Deutsche Welle, 19.09.2006

Pemukiman Kembali Pengungsi Maluku Tak Kunjung Beres

Masih belum tuntasnya upaya penanganan pengungsi korban konflik sosial di Maluku dikhawatirkan menimbulkan konflik kembali. Dari sekitar 65 ribu pengungsi, masih sekitar 3.000 orang belum memperoleh haknya.

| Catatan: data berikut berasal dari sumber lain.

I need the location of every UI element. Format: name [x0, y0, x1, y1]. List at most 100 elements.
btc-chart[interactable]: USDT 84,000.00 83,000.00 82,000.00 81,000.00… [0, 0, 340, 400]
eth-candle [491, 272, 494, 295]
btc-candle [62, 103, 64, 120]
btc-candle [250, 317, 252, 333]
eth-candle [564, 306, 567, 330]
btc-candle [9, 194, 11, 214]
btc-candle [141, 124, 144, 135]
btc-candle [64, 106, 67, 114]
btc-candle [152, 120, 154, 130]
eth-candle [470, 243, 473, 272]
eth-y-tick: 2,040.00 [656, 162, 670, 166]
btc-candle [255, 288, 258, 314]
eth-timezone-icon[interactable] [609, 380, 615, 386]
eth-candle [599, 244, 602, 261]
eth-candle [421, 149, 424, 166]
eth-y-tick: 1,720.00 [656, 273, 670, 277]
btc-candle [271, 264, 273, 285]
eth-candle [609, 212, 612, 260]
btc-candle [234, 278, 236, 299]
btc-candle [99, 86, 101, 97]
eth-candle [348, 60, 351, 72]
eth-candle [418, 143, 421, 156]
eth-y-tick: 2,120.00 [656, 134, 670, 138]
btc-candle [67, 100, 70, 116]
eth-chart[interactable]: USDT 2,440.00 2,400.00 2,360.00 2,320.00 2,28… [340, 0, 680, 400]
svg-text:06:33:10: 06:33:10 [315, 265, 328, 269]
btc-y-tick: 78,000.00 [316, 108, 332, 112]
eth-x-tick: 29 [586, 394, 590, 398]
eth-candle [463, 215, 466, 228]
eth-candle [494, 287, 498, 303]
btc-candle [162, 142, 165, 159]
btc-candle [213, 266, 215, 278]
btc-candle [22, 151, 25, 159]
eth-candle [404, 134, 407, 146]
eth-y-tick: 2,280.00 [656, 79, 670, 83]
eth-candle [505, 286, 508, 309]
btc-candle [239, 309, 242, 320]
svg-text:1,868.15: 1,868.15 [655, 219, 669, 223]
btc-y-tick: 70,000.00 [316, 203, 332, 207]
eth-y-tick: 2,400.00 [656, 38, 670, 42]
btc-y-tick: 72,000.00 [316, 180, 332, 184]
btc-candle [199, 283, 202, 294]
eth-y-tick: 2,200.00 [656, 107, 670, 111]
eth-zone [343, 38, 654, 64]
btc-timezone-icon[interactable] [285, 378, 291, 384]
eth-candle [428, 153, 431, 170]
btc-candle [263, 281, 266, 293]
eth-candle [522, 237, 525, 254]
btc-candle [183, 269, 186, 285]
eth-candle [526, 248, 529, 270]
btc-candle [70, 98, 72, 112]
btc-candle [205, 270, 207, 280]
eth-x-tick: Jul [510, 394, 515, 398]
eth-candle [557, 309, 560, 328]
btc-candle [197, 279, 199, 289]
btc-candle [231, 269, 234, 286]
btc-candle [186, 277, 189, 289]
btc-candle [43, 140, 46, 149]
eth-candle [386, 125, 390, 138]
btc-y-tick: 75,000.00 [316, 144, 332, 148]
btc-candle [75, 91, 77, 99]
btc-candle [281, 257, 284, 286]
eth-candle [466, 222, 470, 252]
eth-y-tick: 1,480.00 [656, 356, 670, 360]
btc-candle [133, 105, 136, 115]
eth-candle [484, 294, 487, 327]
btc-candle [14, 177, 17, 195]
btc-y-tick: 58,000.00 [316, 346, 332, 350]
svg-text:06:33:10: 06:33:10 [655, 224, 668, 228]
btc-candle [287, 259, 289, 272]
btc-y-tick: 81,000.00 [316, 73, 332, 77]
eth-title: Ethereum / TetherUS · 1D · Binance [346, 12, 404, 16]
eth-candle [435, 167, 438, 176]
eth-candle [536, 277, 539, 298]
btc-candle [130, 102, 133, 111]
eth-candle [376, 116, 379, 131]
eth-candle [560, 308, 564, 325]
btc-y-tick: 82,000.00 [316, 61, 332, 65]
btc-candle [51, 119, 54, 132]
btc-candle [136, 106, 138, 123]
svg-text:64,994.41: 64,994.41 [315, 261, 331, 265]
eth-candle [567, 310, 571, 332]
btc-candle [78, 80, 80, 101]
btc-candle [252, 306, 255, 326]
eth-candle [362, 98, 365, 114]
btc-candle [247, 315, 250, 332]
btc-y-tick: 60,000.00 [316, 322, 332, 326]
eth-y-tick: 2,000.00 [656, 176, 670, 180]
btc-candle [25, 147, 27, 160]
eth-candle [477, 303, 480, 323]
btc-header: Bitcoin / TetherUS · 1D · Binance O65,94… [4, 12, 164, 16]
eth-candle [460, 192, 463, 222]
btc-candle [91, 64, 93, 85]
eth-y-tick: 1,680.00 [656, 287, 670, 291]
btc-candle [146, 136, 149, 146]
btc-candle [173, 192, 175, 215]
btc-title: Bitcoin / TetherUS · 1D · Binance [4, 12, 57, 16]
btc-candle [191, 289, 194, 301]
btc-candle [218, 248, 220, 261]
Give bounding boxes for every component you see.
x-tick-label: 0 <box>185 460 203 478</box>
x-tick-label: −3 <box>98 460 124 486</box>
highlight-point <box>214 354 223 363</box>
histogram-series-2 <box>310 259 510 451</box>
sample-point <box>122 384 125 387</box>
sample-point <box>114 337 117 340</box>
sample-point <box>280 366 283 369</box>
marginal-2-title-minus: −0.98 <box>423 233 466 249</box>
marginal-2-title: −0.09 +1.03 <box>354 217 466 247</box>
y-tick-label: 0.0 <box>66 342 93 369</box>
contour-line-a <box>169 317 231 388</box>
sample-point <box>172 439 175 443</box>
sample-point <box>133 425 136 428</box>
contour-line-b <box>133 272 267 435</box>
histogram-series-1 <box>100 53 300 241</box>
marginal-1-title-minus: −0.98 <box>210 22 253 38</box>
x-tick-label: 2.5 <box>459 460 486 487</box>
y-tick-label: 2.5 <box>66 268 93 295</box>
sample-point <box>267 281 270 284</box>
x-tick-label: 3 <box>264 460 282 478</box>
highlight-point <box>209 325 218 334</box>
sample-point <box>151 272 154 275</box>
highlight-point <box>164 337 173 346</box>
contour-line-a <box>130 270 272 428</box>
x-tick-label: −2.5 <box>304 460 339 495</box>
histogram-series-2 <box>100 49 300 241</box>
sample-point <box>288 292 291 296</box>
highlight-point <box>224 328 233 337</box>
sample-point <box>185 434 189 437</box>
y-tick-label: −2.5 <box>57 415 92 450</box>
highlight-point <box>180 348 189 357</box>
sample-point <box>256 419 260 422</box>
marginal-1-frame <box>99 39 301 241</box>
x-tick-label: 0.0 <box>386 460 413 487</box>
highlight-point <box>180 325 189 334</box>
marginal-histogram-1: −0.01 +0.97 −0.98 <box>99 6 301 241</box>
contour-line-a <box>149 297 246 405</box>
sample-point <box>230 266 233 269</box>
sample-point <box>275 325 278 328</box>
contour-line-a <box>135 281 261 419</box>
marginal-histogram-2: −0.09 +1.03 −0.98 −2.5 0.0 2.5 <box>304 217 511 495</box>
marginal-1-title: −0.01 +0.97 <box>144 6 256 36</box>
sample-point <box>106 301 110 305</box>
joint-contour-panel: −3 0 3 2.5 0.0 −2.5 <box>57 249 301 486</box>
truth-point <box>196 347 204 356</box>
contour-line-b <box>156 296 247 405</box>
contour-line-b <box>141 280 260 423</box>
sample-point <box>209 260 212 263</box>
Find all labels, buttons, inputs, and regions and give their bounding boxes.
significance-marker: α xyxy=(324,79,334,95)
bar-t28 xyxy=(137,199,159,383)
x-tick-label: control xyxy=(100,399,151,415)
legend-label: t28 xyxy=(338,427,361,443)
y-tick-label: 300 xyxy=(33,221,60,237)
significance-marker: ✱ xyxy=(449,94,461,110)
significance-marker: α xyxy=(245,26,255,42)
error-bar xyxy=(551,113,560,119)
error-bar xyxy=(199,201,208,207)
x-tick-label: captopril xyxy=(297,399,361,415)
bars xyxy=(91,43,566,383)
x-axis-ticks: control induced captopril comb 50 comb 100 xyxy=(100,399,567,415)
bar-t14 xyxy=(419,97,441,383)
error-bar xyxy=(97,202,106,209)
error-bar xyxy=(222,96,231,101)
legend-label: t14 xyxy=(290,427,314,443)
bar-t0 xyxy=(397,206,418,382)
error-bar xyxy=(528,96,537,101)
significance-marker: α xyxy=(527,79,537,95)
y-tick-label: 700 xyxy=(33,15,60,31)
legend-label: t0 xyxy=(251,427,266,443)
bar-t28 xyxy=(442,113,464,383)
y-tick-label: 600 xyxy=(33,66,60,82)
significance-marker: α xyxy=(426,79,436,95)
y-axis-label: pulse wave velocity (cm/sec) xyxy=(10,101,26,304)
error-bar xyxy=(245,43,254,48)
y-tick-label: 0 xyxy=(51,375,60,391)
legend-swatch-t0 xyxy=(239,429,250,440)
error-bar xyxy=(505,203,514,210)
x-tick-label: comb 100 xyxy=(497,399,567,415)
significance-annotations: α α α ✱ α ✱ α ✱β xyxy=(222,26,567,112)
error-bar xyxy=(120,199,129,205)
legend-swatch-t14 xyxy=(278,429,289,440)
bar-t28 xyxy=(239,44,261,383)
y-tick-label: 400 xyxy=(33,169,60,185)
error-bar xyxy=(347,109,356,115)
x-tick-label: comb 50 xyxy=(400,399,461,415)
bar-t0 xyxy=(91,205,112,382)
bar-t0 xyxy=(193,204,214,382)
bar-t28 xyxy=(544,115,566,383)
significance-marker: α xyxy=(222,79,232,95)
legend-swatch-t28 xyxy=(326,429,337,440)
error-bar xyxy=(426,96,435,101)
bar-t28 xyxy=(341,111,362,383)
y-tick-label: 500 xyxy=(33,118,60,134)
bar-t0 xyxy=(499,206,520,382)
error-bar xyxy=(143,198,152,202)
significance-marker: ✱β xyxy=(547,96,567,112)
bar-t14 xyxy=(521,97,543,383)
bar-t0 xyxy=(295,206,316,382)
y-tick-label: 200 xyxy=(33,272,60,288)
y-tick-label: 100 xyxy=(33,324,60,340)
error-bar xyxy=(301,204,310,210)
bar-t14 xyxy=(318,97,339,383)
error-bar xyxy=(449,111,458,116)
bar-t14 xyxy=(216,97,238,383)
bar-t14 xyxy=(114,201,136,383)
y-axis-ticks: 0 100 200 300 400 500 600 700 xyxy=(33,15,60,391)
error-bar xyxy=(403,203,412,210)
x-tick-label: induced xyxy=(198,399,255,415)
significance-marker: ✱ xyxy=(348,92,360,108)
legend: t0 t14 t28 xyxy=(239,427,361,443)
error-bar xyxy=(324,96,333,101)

Suatu siang di Ambon dengan suasananya yang khas. Matahari cukup benderang, namun gerimis jatuh, bagaikan panah-panah kristal yang saling bersilangan mewarnai langit. Mariam duduk di reruntuhan gedung bekas toko mebel yang terbakar. Gedung yang tampak kumuh itu menjadi tempat bernaung bagi Mariam dan keluarganya, sejak berakhirnya konflik berdarah di Maluku.

Belum Mendapat Bantuan

Mariam adalah satu dari sekitar 3.000 pengungsi kerusuhan Maluku, yang hingga kini belum juga memperoleh bantuan. Ia hanya bisa gigit jari mengetahui, bahwa kebanyakan pengungsi lainnya di kawasan yang sama sudah menerima bantuan, meskipun jumlahnya banyak yang disunat.

Mariam "Bisa 12 juta atau 10 juta. Tapi itu belum dipotong lagi, entah dipotong untuk orang pengurus lah untuk siapa lah, katong juga tidak tahu. Yang sekarang belum dapat sampai sekarang. Alasannya uang tersebut belum cair. Yah masih nunggu. (pertanyaan reporter :Jadi untuk makan sehari-hari bagaimana?) Yah..cari-cari sedikit-sedikit di pasar. Jualan-jualan."

Bertahan Hidup

Tanpa dana bantuan, Mariam dan keluarganya tetap harus bertahan hidup. Dan mie instan, selain menjadi makanan sehari-hari, juga menjadi pemenuhan kebutuhan nafkah perempuan berusia 50 tahun itu.

Dengan warung mie itu Mariam beserta keluarganya berusaha membangun lembaran hidup yang baru, meninggalkan lembaran lama yang begitu mengerikan. Yang tak kuasa lagi ia tengok, karena membawanya kepada kenangan buruk. Masa lalu yang berdarah. Maluku yang berdarah. Konflik rumit, yang memaksanya mengungsi dari Ahuru ke Ambon.

Kriteria Penerima Bantuan

Senasib dengan Mariam adalah Kathy. Mahasiswi berusia 24 tahun ini yang tinggal di Paso, setengah jam jalan kaki dari reruntuhan gedung tempat Mariam berlindung. Dalam kerusuhan dulu, Kathy kehilangan kedua orang tuanya. Sementara rumahnya rusak berat. Tetapi ia dinyatakan tidak berhak menerima ganti rugi, karena rumahnya tak tergolong hancur total. Padahal tetap tak bisa dihuni. Terpaksa ia menumpang hidup di rumah kerabatnya. Hingga kini.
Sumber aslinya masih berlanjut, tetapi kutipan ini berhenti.